President Hosni Mubarak told the French newspaper Le Figaro that Mideast peace must come ``now or never'' and Israel needs to show willingness to make concessions.

``They have everything, a state, an army and the territories taken in 1967. The Palestinians have nothing,'' he was quoted as saying in the interview, published Friday.

Mubarak told Le Figaro that Palestinian leader Yasser Arafat would never succumb to pressure to make concessions on Muslim holy sites in Jerusalem. ``No Muslim would ever pardon him,'' he said, according to Le Figaro.

The Egyptian expert said the Egyptians had persuaded Arafat to put off for at least a month plans to declare independence on Sept. 13. That would allow more time for negotiations.

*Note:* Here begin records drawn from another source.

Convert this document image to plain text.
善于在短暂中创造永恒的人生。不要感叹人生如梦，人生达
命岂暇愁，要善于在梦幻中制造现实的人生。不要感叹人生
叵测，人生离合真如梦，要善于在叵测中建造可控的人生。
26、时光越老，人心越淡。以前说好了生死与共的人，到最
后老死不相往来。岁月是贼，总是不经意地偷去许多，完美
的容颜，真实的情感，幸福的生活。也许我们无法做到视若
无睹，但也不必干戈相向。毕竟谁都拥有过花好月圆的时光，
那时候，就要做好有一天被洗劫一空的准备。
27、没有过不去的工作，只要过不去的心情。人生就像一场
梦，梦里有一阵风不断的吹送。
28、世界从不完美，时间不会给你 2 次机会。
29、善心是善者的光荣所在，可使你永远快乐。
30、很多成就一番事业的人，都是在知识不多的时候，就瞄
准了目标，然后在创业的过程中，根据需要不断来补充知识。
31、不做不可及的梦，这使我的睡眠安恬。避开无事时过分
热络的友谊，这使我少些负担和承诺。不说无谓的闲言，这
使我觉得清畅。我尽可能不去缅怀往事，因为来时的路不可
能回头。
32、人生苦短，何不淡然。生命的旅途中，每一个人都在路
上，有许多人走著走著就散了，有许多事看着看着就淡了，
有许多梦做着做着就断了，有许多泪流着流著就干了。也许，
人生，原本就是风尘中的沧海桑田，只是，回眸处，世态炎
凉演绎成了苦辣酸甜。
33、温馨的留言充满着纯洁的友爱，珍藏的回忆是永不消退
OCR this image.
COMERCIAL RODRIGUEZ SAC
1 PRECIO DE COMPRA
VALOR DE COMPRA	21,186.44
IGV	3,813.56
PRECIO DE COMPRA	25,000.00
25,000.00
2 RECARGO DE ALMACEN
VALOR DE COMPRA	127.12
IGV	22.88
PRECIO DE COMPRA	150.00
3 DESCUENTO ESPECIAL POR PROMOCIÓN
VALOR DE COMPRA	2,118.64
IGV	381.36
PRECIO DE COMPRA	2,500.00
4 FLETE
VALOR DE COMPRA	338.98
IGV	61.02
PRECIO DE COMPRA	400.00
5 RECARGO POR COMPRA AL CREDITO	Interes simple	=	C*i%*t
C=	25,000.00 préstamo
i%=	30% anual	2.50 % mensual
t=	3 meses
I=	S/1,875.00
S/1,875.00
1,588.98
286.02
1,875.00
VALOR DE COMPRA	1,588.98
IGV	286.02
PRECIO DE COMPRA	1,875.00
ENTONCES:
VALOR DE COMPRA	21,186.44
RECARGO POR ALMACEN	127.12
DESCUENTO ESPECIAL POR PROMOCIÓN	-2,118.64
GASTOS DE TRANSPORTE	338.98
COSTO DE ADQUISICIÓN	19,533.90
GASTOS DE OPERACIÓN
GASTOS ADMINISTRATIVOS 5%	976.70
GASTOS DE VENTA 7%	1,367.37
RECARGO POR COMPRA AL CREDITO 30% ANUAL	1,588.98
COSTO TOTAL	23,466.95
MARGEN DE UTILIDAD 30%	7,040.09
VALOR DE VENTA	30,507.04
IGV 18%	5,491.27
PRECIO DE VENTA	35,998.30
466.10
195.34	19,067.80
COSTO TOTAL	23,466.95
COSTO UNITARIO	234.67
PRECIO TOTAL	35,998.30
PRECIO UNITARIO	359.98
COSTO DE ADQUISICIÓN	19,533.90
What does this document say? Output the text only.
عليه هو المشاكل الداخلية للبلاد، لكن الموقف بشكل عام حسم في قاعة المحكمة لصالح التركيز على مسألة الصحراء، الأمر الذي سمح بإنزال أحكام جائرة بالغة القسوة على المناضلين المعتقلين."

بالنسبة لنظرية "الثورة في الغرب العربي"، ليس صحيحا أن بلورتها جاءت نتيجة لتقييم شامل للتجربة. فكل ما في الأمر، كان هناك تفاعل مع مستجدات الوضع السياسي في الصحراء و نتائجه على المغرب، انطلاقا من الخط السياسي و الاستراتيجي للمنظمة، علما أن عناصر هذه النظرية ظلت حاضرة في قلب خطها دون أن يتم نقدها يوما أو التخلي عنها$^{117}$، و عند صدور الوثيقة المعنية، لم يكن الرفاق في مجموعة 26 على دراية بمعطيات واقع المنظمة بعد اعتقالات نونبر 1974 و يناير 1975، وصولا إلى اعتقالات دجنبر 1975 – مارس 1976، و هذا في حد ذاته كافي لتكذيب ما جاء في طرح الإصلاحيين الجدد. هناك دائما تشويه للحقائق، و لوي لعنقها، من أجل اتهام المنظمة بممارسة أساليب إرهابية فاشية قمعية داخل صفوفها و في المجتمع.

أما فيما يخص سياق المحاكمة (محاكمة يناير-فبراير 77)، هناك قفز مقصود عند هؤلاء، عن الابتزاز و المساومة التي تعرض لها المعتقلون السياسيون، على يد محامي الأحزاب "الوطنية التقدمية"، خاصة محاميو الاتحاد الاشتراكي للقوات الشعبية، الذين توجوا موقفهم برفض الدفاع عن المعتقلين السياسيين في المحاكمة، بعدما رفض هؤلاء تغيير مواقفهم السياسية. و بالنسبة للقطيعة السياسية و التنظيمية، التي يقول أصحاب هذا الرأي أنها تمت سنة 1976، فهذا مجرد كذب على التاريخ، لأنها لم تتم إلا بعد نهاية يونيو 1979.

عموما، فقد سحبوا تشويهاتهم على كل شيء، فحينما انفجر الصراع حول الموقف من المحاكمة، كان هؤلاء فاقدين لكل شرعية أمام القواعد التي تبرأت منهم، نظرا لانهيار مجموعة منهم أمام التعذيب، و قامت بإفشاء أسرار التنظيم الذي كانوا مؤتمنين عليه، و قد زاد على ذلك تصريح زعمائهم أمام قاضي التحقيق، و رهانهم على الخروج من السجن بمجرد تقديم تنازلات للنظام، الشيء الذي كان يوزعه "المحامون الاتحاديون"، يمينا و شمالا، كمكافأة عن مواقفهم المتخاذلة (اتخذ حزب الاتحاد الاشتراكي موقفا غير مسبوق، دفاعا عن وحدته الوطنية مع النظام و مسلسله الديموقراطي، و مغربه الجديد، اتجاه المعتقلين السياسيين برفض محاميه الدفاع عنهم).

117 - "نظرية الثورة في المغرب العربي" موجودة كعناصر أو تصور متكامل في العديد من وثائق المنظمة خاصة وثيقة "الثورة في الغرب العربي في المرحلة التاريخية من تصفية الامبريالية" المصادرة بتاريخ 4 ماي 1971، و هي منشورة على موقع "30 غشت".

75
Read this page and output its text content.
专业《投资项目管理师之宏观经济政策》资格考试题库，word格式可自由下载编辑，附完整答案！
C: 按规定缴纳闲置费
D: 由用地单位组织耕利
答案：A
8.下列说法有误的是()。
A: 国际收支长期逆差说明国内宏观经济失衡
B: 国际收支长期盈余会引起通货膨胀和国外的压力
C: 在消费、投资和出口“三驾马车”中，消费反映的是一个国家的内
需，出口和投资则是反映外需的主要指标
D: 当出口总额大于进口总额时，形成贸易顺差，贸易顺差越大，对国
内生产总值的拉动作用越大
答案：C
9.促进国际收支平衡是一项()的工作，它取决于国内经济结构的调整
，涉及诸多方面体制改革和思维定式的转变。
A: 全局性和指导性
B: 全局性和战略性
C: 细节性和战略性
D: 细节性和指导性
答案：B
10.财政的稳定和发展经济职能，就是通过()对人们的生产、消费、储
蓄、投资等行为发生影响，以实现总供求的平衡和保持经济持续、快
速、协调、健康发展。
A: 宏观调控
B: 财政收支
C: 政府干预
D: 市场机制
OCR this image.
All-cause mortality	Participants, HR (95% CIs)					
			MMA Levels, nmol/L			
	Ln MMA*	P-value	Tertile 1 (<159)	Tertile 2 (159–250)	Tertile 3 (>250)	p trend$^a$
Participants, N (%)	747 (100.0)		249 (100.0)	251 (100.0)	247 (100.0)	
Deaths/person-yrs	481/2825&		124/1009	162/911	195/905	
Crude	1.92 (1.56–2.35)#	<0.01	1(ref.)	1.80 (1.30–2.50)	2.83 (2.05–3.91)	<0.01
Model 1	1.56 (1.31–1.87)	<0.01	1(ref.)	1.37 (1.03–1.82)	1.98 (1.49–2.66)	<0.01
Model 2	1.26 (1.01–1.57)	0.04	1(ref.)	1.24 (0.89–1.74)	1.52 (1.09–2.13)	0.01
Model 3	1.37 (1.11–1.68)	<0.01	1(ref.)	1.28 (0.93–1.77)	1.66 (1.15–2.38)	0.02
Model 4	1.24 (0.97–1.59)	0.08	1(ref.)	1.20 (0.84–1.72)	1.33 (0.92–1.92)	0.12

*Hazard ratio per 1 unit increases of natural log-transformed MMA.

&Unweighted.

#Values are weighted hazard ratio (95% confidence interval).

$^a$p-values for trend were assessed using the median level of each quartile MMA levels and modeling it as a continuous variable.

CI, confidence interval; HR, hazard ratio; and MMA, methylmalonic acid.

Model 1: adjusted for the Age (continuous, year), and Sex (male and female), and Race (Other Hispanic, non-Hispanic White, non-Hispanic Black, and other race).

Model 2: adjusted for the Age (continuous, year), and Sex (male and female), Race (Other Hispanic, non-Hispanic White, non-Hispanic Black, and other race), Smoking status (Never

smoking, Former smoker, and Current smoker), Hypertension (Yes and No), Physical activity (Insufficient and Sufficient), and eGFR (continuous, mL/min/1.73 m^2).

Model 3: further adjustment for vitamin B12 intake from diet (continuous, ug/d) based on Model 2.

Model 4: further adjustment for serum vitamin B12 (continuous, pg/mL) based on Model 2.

Commenting on the Egyptian plan, the office of Israeli Prime Minister Ehud Barak said: ``There are currently no concrete negotiations between us and the Palestinians, and thus there is no point in a discussion of this type until Arafat displays the flexibility necessary for achieving an agreement.''

Meanwhile, an official close to Barak said Thursday that if the Palestinians do not make concessions in the coming few weeks, the Israeli leader will ask the hard-line Likud party to join his government.

The deadline appeared aimed at forcing Palestinian concessions on Jerusalem. Bringing the Likud into government would chill the peace process.

An adviser to Arafat, Nabil Amr, said such threats showed that Barak had run out of ideas for the peace talks.